Позже, когда я из подполья высунулся и облегчал свои вещи для наружного мира, облегчал от того, чего соотечественникам ещё никак на первых порах не принять, я с удивлением обнаружил, что от смягчения резкостей вещь только выигрывает и даже усиляется в воздействии; и те места стал обнаруживать, где не замечал раньше, как я себе поблажал: вместо кирпича целого, огнеупорного, уставлял надбитый и крохкий. Уже от первого касания с профессиональной литературной средой я почувствовал, что надо подтягиваться.
Из-за полного своего невежества я особенного маху дал в пьесах. Когда стал писать пьесы в лагере, потом в ссылке, я держал в представлении единственно виденные мною театральные спектакли провинциального Ростова 30-х годов, которые уже тогда никак не соответствовали мировому театральному уровню. Уверенный, что главное в творчестве – правда и жизненный опыт, я недооценил, что формы подвержены старению, вкусы XX века резко меняются и не могут быть оставлены автором в пренебрежении. Теперь-то, походив в московские театры 60-х годов (театры, увы, уже не артистов и даже не драматургов, театры режиссёров как почти единственных творцов спектакля), я стал иногда и жалеть, что писал пьесы[2].
В 1960 году всего этого я не мог бы точно назвать и объяснить, но ощутил, что коснею, что бездействует уже немалый мой написанный ком, – и какую-то потяготу к движению стал я испытывать. А так как движения быть не могло, некуда было пошевельнуться даже, то я стал тосковать: упиралась в тупик вся моя так ловко задуманная, беззвучная, безвидная литературная затея.
Толстой перед смертью написал, что это вообще безнравственно: писателю печататься при жизни. Надо, мол, работать только впрок, а напечатают пусть после смерти. Не говоря о том, что Толстой ко всем благим мыслям приходил лишь после круга страстей и грехов, – здесь он ошибся даже и для медленных эпох, а уж для быстрой нашей – тем более. Он прав, что жажда повторного успеха у публики портит писательское перо. Но больше портит перо многолетняя невозможность иметь читателей – и строгих, и враждебных, и восхищённых, невозможность никак повлиять пером на окружающую жизнь, на растущую молодёжь. Такая немота даёт чистоту, но и разгружает от ответственности. Суждение Толстого опрометчиво.

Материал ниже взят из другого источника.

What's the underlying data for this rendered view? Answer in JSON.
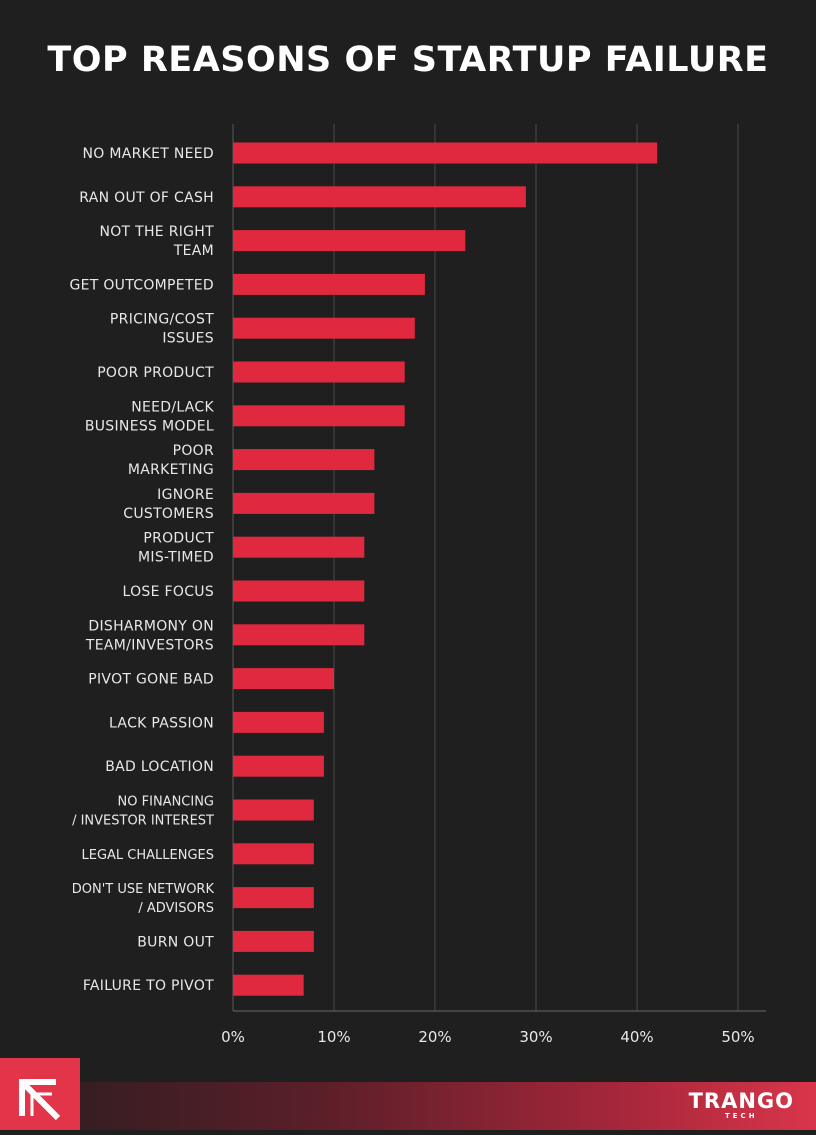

Современная печатная литература, до той поры только смешившая меня, тут уже стала раздражать. Появились как раз мемуары Эренбурга и Паустовского – и я послал в редакции резкую критику, конечно никем не принятую, потому что моего имени никто не знал. По форме статья моя получилась как бы против мемуарной литературы вообще, а на самом деле это был упрёк, что писатели, видевшие большую мрачную эпоху, всё стараются юзом проскользнуть, не сказать нам ничего главного, а пустячки какие-нибудь, смягчающей мазью глаза нам залепливают, чтоб мы дольше не видели истины, – а чего уж так они боятся, писатели с положением, неугрожаемые?
В ту осень, мыкаясь в своей норе и слабея, стал я изобретать: не могу ли я всё-таки что-нибудь такое написать, чего пусть нельзя будет печатать – но хоть показывать людям можно! хоть не надо прятать! Так я задумал писать «Свечу на ветру» – пьесу на современном, но безнациональном материале: о всяком благополучном обществе нашего десятилетия, будь оно западное или восточное.
Эта пьеса – самое неудачное изо всего, что я написал, далась мне и труднее всего. Верней: первый раз я узнал, как трудно и долго может не получаться вещь, хоть переписывай её 4–5 раз; и можно целые сцены выбрасывать и заменять другими, и всё это – сочинённость. Много я на неё потратил труда, думал – кончил, а нет, не получилась. А ведь я взял в основу подлинную историю одной московской семьи, и нигде душой не покривил, все мысли писал только искренние и даже излюбленные, с первого акта отказавшись угождать цензуре, – почему же не удалось? Неужели потому лишь, что я отказался от российской конкретности (не для маскировки только, не только для «открытости», но и для большей общности изложения: ведь о сытом Западе это ещё верней, чем о нас), – а без русской почвы должен был я и русский язык потерять? Но другие же свободно пишут в этой безликой, безъязыкой манере – и получается, почему ж у меня?.. Значит, нельзя в абстракции сделать полтора шага, а всё остальное писать конкретно.
2
Проза Шаламова тоже, по-моему, пострадала от долголетней замкнутости его работы. Она могла бы быть совершеннее – на том же круге материала и при том же авторском взгляде.